Sem querer ser antiquada, não posso no entanto deixar de recordar aquele tempo, talvez sonhado, onde o usado era restaurado para durar um ano mais, os móveis duravam gerações, as roupas eram adaptadas e “remendadas”. Não se falava naquele tempo de reciclagem porque tudo era naturalmente reutilizado. O trabalho manual era valorizado e não se deitava fora algo por uma mera avaria. Também a família se regenerava com amor e paciência, aprendia-se a dar novas oportunidades aos sentimentos devastados pelo tédio da rotina e das crises necessárias a cada ser humano para atravessar o seu caminho da vida. O valor da união predominava sobre a realização pessoal e, mesmo sendo aparência, mantinha-se o leme do barco no meio da tempestade porque acreditava-se na continuidade dos valores e na durabilidade dos sentimentos. Faziam-se sacrifícios e aprendia-se a perdoar, acreditando-se na superação pessoal em prole dos compromissos. Os mais velhos viviam no aconchego do ninho familiar porque envelhecer não era sinónimo de desprezo. A criança, o elo mais novo desta célula humana, representava a inocência que deve ser orientada para o bem e por isso os brinquedos serviam como modelo de encantamento e de crescimento. É curioso observarmos até que ponto hoje constituímos uma sociedade infantilizada que só valoriza o brinquedo novo que o consumismo promove para distrair a nossa atenção. Fazem-se longas filas para comprar o novo objecto de marca que invade o mercado das novas tecnologias. O luxo está na moda, mesmo disfarçado de calças rasgadas não consegue ocultar as tantas desigualdades sociais de que o mundo padece. Na companhia de smartphones, tablets, videojogos e facebook jantamos entre amigos virtuais que gostam de nós na confortável distância das redes sociais. As nossas vidas cada vez mais vazias de vivências e profundidade empurram-nos para a frente na busca da última moda ou novidade que o “Pai Natal” nos vende como prémio de felicidade.

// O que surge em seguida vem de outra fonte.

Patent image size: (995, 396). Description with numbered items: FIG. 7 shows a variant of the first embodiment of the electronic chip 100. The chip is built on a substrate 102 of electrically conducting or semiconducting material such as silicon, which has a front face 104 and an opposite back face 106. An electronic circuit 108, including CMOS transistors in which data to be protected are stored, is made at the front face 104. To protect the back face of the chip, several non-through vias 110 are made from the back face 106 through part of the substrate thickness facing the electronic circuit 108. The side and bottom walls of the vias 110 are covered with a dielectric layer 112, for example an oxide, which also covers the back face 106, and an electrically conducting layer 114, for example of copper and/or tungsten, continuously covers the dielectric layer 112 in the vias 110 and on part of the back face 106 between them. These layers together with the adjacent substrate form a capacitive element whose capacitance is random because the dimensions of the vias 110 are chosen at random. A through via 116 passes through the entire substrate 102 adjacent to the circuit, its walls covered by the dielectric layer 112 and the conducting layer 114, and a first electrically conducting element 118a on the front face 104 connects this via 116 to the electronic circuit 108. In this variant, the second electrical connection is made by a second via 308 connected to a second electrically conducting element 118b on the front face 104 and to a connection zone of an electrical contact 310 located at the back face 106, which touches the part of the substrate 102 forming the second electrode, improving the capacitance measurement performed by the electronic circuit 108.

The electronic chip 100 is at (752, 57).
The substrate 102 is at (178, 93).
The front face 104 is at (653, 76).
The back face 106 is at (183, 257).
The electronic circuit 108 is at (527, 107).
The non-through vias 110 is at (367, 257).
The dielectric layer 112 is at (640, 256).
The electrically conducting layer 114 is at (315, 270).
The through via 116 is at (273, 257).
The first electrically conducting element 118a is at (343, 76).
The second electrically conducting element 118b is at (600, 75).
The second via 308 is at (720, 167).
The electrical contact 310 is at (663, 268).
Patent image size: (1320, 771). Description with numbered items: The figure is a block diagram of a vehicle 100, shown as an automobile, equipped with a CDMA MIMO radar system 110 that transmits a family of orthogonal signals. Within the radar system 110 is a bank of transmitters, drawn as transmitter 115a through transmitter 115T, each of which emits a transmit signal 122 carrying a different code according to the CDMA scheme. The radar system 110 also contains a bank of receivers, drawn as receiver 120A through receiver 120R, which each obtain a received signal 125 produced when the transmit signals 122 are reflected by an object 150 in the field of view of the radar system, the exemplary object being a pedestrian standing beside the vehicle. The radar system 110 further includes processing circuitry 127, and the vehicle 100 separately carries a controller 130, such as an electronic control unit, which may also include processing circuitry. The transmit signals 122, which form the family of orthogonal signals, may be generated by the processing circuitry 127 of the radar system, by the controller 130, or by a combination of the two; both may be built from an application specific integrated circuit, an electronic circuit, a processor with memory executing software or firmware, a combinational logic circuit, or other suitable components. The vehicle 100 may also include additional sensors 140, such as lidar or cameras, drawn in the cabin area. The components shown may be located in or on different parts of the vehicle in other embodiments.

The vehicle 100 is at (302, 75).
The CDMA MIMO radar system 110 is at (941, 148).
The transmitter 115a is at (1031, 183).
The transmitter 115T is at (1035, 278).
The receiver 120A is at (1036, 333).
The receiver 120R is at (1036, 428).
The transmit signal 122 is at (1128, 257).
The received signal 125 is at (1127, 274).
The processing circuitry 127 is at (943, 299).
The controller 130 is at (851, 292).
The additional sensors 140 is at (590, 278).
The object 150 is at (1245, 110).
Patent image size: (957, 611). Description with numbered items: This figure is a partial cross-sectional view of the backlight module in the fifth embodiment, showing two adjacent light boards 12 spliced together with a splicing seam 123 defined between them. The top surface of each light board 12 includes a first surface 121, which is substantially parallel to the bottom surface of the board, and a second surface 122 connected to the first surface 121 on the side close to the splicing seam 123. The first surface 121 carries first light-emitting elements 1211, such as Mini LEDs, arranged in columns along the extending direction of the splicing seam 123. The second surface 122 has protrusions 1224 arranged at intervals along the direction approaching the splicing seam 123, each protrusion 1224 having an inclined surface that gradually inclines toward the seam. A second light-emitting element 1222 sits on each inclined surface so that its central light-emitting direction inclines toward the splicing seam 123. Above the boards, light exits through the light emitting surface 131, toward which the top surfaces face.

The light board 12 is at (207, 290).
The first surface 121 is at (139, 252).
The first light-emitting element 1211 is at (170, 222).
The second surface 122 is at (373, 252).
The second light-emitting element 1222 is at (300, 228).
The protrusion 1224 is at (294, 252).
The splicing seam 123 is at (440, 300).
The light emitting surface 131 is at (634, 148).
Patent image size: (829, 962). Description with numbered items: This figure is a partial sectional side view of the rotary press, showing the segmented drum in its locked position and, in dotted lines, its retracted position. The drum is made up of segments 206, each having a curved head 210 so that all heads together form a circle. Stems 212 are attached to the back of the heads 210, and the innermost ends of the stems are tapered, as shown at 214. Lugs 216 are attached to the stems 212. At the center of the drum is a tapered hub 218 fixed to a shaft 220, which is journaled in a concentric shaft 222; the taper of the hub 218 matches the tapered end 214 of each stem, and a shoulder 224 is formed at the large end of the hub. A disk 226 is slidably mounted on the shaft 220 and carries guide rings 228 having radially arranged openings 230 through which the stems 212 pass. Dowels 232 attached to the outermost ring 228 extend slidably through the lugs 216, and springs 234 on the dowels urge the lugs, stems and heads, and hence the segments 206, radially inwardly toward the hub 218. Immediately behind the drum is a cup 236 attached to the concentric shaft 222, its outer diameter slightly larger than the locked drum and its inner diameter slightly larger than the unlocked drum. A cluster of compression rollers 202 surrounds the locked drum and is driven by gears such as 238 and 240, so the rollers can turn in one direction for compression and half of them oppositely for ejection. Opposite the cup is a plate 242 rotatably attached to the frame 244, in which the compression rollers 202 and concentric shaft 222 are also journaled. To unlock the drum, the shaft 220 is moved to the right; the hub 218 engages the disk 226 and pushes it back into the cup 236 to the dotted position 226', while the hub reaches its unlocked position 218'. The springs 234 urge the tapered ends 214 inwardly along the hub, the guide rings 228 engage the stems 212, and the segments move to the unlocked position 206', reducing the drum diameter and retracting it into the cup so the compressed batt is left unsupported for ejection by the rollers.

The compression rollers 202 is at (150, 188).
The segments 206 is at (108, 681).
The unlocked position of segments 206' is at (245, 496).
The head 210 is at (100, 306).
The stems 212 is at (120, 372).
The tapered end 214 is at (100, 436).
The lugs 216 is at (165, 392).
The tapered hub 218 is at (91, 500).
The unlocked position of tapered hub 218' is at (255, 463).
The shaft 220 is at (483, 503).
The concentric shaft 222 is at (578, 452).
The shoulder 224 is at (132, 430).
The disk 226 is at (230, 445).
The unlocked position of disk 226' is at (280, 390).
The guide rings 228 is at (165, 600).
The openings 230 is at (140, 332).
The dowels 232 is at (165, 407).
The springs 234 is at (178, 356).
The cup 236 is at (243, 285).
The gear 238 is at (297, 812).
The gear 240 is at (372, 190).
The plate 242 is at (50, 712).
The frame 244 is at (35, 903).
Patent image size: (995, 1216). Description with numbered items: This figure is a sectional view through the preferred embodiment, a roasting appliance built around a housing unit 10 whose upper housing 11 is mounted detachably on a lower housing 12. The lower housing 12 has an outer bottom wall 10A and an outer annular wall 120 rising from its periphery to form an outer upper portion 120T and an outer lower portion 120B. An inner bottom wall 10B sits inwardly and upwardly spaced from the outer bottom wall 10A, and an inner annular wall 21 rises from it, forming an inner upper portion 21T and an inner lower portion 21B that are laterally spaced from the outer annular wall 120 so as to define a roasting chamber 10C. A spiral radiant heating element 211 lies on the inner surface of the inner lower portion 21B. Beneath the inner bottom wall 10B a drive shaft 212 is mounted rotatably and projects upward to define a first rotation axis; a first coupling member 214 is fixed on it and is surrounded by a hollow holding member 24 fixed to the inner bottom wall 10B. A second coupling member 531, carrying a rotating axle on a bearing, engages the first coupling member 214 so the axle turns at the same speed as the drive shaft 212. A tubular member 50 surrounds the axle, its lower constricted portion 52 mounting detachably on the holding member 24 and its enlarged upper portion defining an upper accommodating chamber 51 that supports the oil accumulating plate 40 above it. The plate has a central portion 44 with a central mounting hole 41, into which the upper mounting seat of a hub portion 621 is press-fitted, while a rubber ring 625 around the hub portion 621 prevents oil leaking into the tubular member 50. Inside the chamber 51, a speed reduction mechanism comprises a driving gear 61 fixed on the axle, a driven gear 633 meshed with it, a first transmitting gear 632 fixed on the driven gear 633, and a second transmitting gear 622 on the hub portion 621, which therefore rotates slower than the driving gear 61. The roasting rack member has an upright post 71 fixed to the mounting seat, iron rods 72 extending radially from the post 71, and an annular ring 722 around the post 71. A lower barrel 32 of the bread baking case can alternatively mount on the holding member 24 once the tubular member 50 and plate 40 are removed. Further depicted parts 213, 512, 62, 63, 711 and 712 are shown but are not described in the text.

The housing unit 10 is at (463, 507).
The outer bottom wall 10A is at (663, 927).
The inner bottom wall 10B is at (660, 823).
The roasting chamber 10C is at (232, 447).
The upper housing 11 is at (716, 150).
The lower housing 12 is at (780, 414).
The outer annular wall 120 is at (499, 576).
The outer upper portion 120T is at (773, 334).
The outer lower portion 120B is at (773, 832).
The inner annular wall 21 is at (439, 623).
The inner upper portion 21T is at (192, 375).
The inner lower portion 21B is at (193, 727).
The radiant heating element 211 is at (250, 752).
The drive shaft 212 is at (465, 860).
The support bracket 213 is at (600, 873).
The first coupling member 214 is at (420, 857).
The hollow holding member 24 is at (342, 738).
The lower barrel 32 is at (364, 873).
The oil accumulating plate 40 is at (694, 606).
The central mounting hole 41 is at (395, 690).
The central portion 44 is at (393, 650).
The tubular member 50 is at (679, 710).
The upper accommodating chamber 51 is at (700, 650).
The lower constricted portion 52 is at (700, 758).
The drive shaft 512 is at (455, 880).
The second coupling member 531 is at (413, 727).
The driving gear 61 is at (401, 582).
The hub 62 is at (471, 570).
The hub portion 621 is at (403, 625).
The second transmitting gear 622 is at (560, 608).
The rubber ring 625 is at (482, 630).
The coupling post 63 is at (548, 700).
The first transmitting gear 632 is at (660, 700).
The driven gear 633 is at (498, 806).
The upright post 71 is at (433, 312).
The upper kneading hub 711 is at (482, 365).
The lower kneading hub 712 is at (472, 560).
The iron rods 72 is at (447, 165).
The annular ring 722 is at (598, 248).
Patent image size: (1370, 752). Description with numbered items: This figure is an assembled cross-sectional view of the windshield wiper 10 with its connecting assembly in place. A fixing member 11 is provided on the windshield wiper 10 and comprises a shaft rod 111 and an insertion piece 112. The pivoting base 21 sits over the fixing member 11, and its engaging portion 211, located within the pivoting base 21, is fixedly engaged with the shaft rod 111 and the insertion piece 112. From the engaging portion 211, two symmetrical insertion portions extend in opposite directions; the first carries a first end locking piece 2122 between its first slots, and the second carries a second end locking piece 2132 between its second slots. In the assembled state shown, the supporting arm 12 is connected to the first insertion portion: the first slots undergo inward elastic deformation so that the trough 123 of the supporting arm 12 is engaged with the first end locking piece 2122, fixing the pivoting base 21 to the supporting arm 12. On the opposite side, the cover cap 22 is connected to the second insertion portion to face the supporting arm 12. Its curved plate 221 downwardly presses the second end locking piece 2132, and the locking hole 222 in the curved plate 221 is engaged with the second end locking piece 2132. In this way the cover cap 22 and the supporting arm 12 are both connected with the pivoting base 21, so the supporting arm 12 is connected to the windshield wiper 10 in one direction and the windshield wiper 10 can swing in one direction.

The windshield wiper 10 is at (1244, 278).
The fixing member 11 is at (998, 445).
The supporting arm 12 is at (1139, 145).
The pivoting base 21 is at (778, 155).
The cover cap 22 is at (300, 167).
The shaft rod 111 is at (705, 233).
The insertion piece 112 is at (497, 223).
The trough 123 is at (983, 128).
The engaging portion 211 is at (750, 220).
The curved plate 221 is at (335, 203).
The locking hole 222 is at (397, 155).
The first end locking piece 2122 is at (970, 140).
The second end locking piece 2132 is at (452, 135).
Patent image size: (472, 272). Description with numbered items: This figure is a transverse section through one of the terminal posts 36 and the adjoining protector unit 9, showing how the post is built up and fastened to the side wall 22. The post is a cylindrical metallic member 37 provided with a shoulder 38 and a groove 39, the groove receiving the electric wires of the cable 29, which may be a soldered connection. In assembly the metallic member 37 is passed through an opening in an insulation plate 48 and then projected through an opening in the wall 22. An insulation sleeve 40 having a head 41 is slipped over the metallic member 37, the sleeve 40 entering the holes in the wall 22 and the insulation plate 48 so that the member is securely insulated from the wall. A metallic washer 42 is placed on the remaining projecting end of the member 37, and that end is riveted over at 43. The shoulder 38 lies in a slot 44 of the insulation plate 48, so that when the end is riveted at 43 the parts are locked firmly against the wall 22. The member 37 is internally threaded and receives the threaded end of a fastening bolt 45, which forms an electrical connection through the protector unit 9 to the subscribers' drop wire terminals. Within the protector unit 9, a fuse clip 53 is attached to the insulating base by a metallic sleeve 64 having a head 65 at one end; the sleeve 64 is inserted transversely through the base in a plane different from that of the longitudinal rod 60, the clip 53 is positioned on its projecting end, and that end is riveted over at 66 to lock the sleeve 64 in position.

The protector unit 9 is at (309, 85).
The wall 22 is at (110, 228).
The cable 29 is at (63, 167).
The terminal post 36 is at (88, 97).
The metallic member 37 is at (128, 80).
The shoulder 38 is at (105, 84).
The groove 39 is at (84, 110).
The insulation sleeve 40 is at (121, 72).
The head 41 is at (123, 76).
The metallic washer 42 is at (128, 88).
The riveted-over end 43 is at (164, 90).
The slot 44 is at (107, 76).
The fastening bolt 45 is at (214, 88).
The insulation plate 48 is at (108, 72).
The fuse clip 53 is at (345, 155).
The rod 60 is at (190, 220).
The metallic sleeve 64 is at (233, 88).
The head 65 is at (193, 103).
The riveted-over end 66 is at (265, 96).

Voluntários da Organização Internacional Nova Acrópole em Barcelona depois de uma recolha de bens para entregar no Natal.
Se eu tivesse o poder de Charles Dickens invocaria para todos nós uma noite de Natal como a do Sr. Scrooge para que junto à Árvore da Vida pudesse invocar os fantasmas das nossas memórias responsáveis pelo afastamento do Espírito de Natal. Como nos contos das “Mil e uma Noites”, tiremos do baú a velha lâmpada de Aladino e depois de muito a esfregarmos veremos de novo iluminar-se a noite. Para ti, amigo desconhecido, partilho este presente que foi mil e uma vezes usado e mil e uma vezes substituído, mas não te preocupes, o génio adormecido continua à tua espera, basta esfregares a lâmpada e o menino de ouro, que tanto quero ver renascer, aguarda para que te possa sussurrar ao ouvido: “Natal é quando tu quiseres!”.